Le monde culturel congolais peut déjà se préparer à accueillir un événement heureux. Il s’agit de la tenue d’un nouveau festival du cinéma encore en gestation dénommée « Tableau noir –Ecran blanc ».
Ce nouveau festival est l’initiative de Zandu film/Kinshasa, une association culturelle congolaise spécialisée en production cinématographique. Selon nos sources, cet énième festival congolais a une originalité, c’est la transformation des tableaux noirs en écran blanc. Un concept unique qui familiarisera le monde éducatif à celui du cinéma. Il se déroulera du 10 au 31 octobre prochain à Kinshasa et précisément dans les districts du Mont-Amba et de la Tshangu.
En effet, le festival du cinéma « tableau noir- écran blanc » vise à promouvoir le septième art par des projections des films courts-métrages dans les écoles, suivis des ateliers et concours cinématographiques.
Ce festival se veut une nouvelle opportunité de susciter le goût du cinéma chez les élèves et par cela les encadrer sur le langage cinématographique. Il vise également de créer une pépinière de jeunes cinéphiles, cinéastes et réalisateurs congolais aguerris et outillés.
Selon les mêmes sources, cette première édition serait partie de bon pied. On note déjà quelques partenariat avec « festimaj », un festival français international des films d’écoles de Lyon ; une vingtaine d’écoles de la capitale ; Zandu Films/Belgique, une université de la place ; la Rtnc, le Centre culture français Halle de la Gombe, l’ambassade de France et autres dont la confirmation n’est plus qu’une question d’heures.
Il nous revient que le Directeur et le Coordonnateur de ce festival en horizon, sont respectivement messieurs Jules Koyagile et Aimé Banza, tous deux de Zandu films Kinshasa.
Au programme, plusieurs projections des films congolais et d’ailleurs. Un accent sera également mis sur la culture des valeurs démocratiques et patriotiques.
Pendant les ateliers qui seront animés par les professionnels de Festimaj de France, les élèves apprendront entre autres les différentes approches cinématographiques, les techniques d’écriture et de scénarimage, de découpage, de tournage et de post-production.
A la fin des ateliers, les élèves pourront réaliser un film qui sera rendu publique.
Il faut noter que toutes ces étapes ne sont pas une mince affaire. Mais les animateurs de ce festival restent ouverts et optimistes et attendent les apports d’autres personnes et acteurs de bonne volonté afin de gagner ce pari.

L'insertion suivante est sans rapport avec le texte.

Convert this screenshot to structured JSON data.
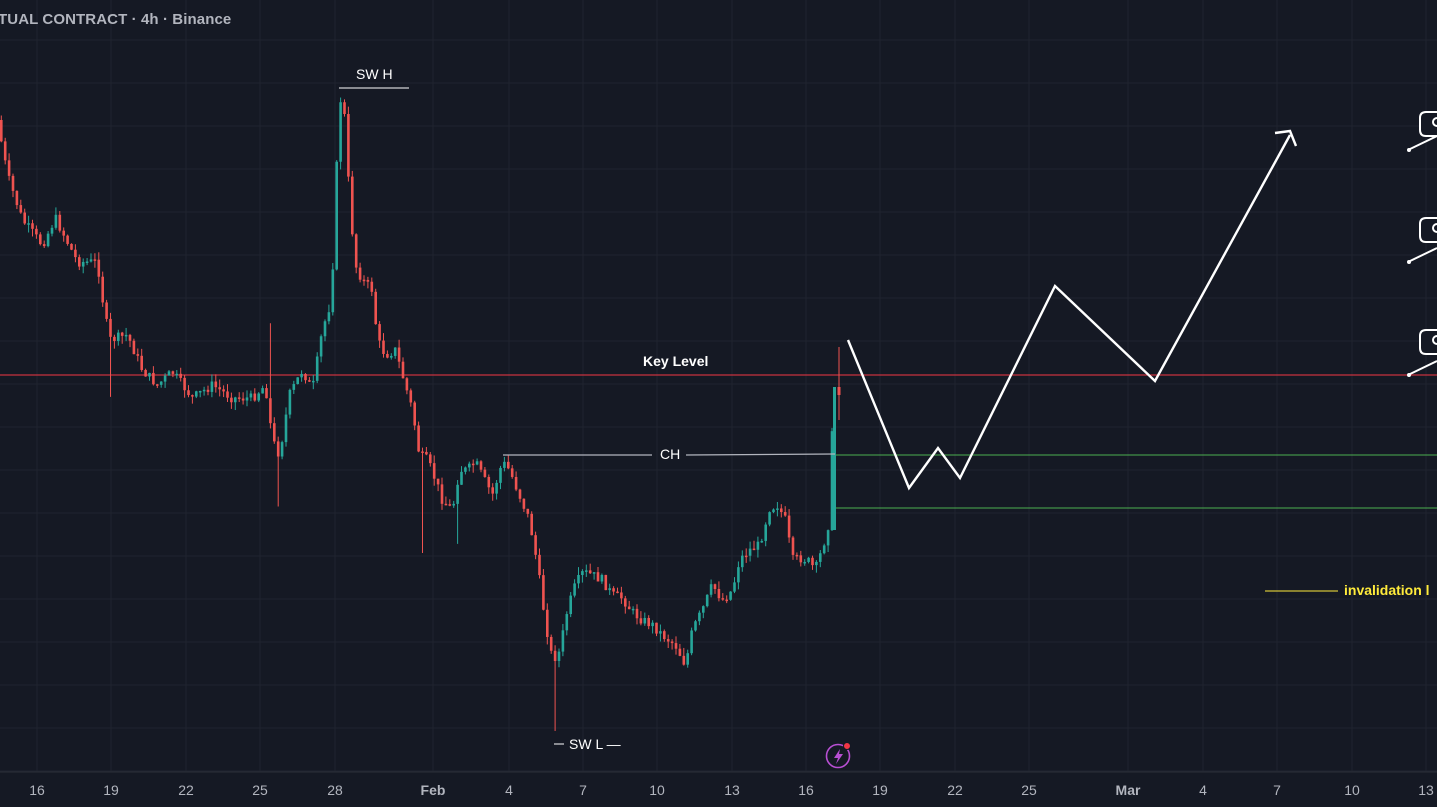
{
  "header": {
    "symbol_title": "TUAL CONTRACT · 4h · Binance"
  },
  "colors": {
    "background": "#151924",
    "grid": "#20242f",
    "up_candle": "#26a69a",
    "down_candle": "#ef5350",
    "key_level_line": "#f23645",
    "ch_line": "#b2b5be",
    "zone_line": "#4caf50",
    "projection": "#ffffff",
    "invalidation": "#ffeb3b",
    "axis_text": "#b2b5be"
  },
  "chart_data": {
    "type": "candlestick",
    "timeframe": "4h",
    "exchange": "Binance",
    "x_axis": {
      "tick_labels": [
        "16",
        "19",
        "22",
        "25",
        "28",
        "Feb",
        "4",
        "7",
        "10",
        "13",
        "16",
        "19",
        "22",
        "25",
        "Mar",
        "4",
        "7",
        "10",
        "13"
      ]
    },
    "annotations": {
      "swing_high": "SW H",
      "swing_low": "SW L —",
      "key_level": "Key Level",
      "change_of_character": "CH",
      "invalidation": "invalidation l"
    },
    "icons": [
      "projection-arrow-icon",
      "flag-callout-icon",
      "lightning-alert-icon"
    ]
  }
}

Car, selon eux, la réussite de cet événement est par ricochet une nouvelle opportunité de l’éclosion du génie créateur congolais en général et de la jeunesse en particulier.
Le festival du cinéma « Tableau noir –écran blanc » mérite d’être soutenu car il est temps que le cinéma congolais renoue avec le professionnalisme et, en même temps, se taille une place de choix dans le concert de nation.
Une sonnette d’alarme est donc ainsi lancée envers les autorités ayant la culture dans leurs attributions afin que ce festival congolais soit un jour, inscrit au rang d’autres festivals étrangers de renom tels que Fespaco, Fespam, Cora et pourquoi pas Cannes ou les Oscars.
Les Congolais ne manquent pas d’imagination mais bien souvent la motivation.